"That's what he said to you. But even if he means it, there's always psychotherapy, post-re-growth orientation."
Orientation—he hadn't thought of that. They'd want to keep him under observation for several days and he had no desire to stay hospitalized. Erica would come to the hospital in a few hours. Perhaps she was there now, waiting to see someone. Come to think of it, he had got past the receptionist with remarkable ease. At any rate, if she was insistent about it, she must eventually get to see the evidence he had just studied.
And then there would be orientation—for both of them.
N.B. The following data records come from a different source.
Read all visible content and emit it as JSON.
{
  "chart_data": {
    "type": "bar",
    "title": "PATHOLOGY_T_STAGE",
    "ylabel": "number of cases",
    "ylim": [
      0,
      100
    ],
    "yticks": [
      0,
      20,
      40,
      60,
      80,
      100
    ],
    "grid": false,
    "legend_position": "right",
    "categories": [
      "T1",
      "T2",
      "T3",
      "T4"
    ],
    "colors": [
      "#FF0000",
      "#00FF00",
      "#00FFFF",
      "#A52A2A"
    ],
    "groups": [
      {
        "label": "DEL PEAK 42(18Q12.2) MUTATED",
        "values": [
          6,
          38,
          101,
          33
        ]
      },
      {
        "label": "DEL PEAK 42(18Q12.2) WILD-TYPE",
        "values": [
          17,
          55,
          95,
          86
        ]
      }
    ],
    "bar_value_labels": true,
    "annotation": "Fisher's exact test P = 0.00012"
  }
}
Without doubt, he would be taught to accept himself as he was, and Erica would be trained to look at him without laughter, and together they would know that beneath his piebald exterior lurked a lovely personality. Then, well adjusted, they would go home and live happily ever after. Or would they?
"Don't stand there, if you want to get away," Miss Jerrems whispered urgently. "Next time they won't take any chances."
They wouldn't. He would be confined to a room he couldn't break out of with guards disguised as nurses. Blindly he moved toward the door.
"Not there," she exclaimed. "Do you want to walk right into them? This way. They won't look for you in here." She clasped his hand in her bony fingers and led him through the maze of files to an elevator. "This takes you to the ground floor," she said. "Once outside, you can get away."